Bitstamp, a Slovenia-based Bitcoin exchange, flagged Force’s activity as suspicious several times, but each time, Force explained that he was a DEA agent and flashed his badge (via a scanned image). One thing that looked suspicious to Bitstamp was Force accessing their website using the identity-masking web browser Tor. “Don’t particularly want NSA looking over my shoulder 🙂,” he explained by email.
According to the complaint, Force allegedly sent many of his ill-gotten Bitcoin to his Bitstamp account. At the beginning of May, the same month Force was questioned by the San Francisco-based prosecutors, he “emailed Bitstamp request[ing] they delete all transaction history associated with his account,” according to the complaint. (The complaint doesn’t say whether Bitstamp complied.)

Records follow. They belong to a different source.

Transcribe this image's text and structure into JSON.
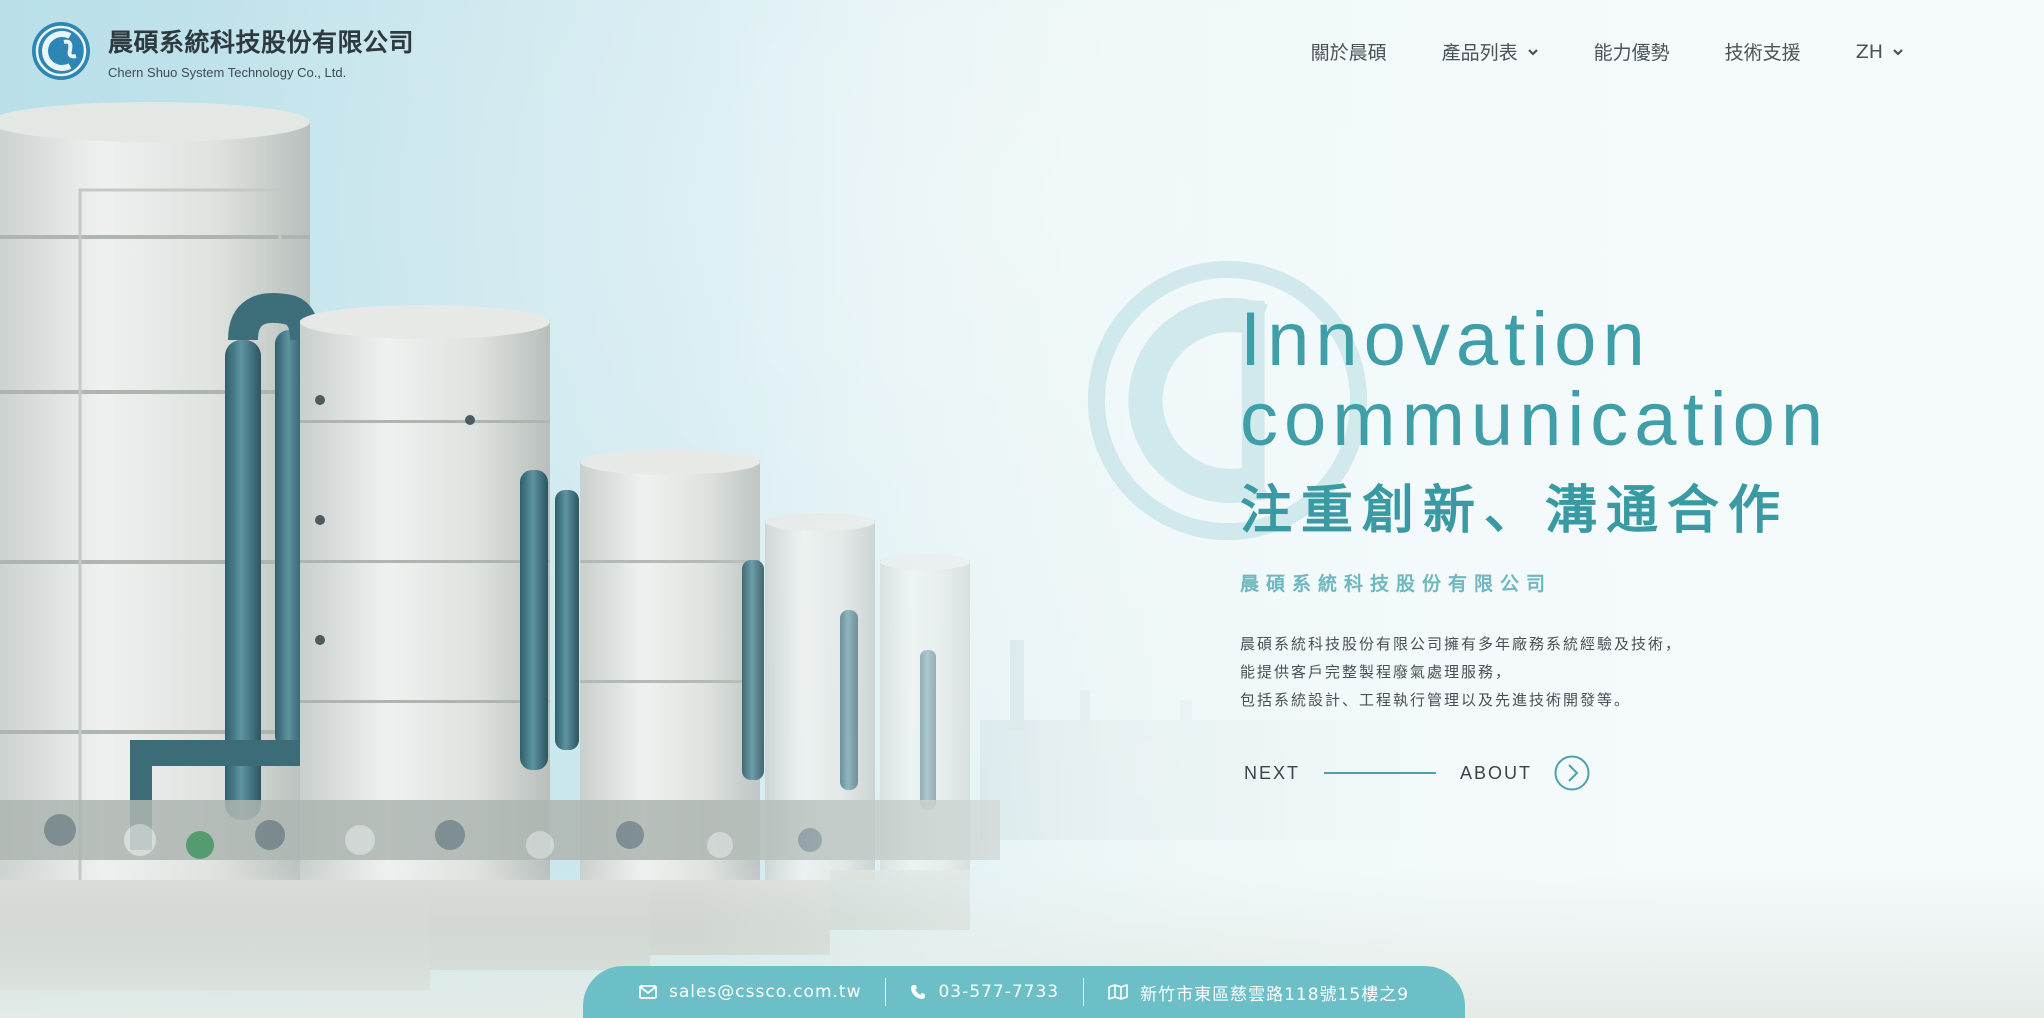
{
  "brand": {
    "name_zh": "晨碩系統科技股份有限公司",
    "name_en": "Chern Shuo System Technology Co., Ltd."
  },
  "nav": {
    "items": [
      {
        "label": "關於晨碩",
        "has_dropdown": false
      },
      {
        "label": "產品列表",
        "has_dropdown": true
      },
      {
        "label": "能力優勢",
        "has_dropdown": false
      },
      {
        "label": "技術支援",
        "has_dropdown": false
      },
      {
        "label": "ZH",
        "has_dropdown": true
      }
    ]
  },
  "hero": {
    "title_en_line1": "Innovation",
    "title_en_line2": "communication",
    "title_zh": "注重創新、溝通合作",
    "company": "晨碩系統科技股份有限公司",
    "desc_line1": "晨碩系統科技股份有限公司擁有多年廠務系統經驗及技術，",
    "desc_line2": "能提供客戶完整製程廢氣處理服務，",
    "desc_line3": "包括系統設計、工程執行管理以及先進技術開發等。",
    "next_label": "NEXT",
    "about_label": "ABOUT"
  },
  "contact": {
    "email": "sales@cssco.com.tw",
    "phone": "03-577-7733",
    "address": "新竹市東區慈雲路118號15樓之9"
  },
  "colors": {
    "accent": "#3f9ea7",
    "accent_light": "#6cbfc6",
    "text_dark": "#2e3a40"
  },
  "icons": {
    "email": "envelope-icon",
    "phone": "phone-icon",
    "address": "map-icon",
    "about": "chevron-right-circle-icon"
  }
}
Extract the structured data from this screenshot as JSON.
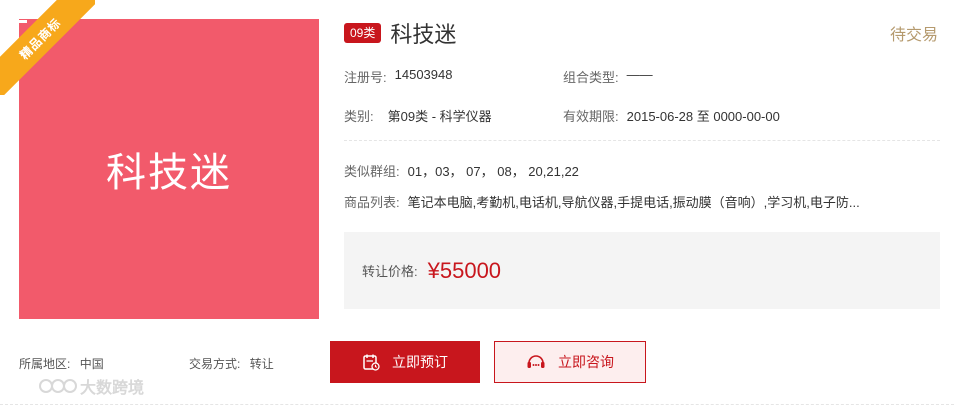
{
  "badge": {
    "label": "精品商标"
  },
  "image": {
    "text": "科技迷",
    "bg_color": "#f25a6b"
  },
  "header": {
    "class_badge": "09类",
    "title": "科技迷",
    "status": "待交易"
  },
  "details": {
    "reg_no_label": "注册号:",
    "reg_no": "14503948",
    "combo_label": "组合类型:",
    "combo": "——",
    "category_label": "类别:",
    "category": "第09类 - 科学仪器",
    "validity_label": "有效期限:",
    "validity": "2015-06-28 至 0000-00-00",
    "similar_label": "类似群组:",
    "similar": "01，03， 07， 08， 20,21,22",
    "goods_label": "商品列表:",
    "goods": "笔记本电脑,考勤机,电话机,导航仪器,手提电话,振动膜（音响）,学习机,电子防..."
  },
  "price": {
    "label": "转让价格:",
    "value": "¥55000"
  },
  "footer": {
    "region_label": "所属地区:",
    "region": "中国",
    "trade_label": "交易方式:",
    "trade": "转让"
  },
  "buttons": {
    "book": "立即预订",
    "consult": "立即咨询"
  },
  "watermark": "大数跨境",
  "colors": {
    "accent": "#c8161d",
    "gold": "#b59a6e",
    "badge_orange": "#f7a81b"
  }
}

5. Force and Bridges used information from an interview of a Silk Road administrator to rob the site.
After identifying a Silk Road administrator, Force and Bridges interviewed him about the technical aspects of how the site worked. According to the complaint, the Silk Road employee basically gave the agents the digital keys to the kingdom. In one of the craziest allegations in the complaint, after the interview, the keys were used to rob Silk Road of a “sizable” amount of Bitcoin. It appears the stolen Bitcoin was transferred to accounts in control of Force and Bridges. (The offline equivalent would be if two DEA agents found out where a drug cartel was stashing its cash and stole it for themselves.)
None of this malfeasance wound up coming out during the trial of Ross Ulbricht, who was found guilty of running the Silk Road, because it was the conduct of the Maryland task force, rather than the New York task force, which was running its own investigation. Ulbricht’s lawyer Joshua Dratel says it’s “scandalous” that this couldn’t be introduced during his client’s trial.
Given the nature of Silk Road—an online drug marketplace that conducted its operations online and in virtual currency—Force’s trail of destruction was documented digitally along the way. E-mail records and Bitcoin’s blockchain played a significant role in his undoing. But not before he allegedly wound his way into the heart of the Bitcoin economy, and used his position to get in on the action.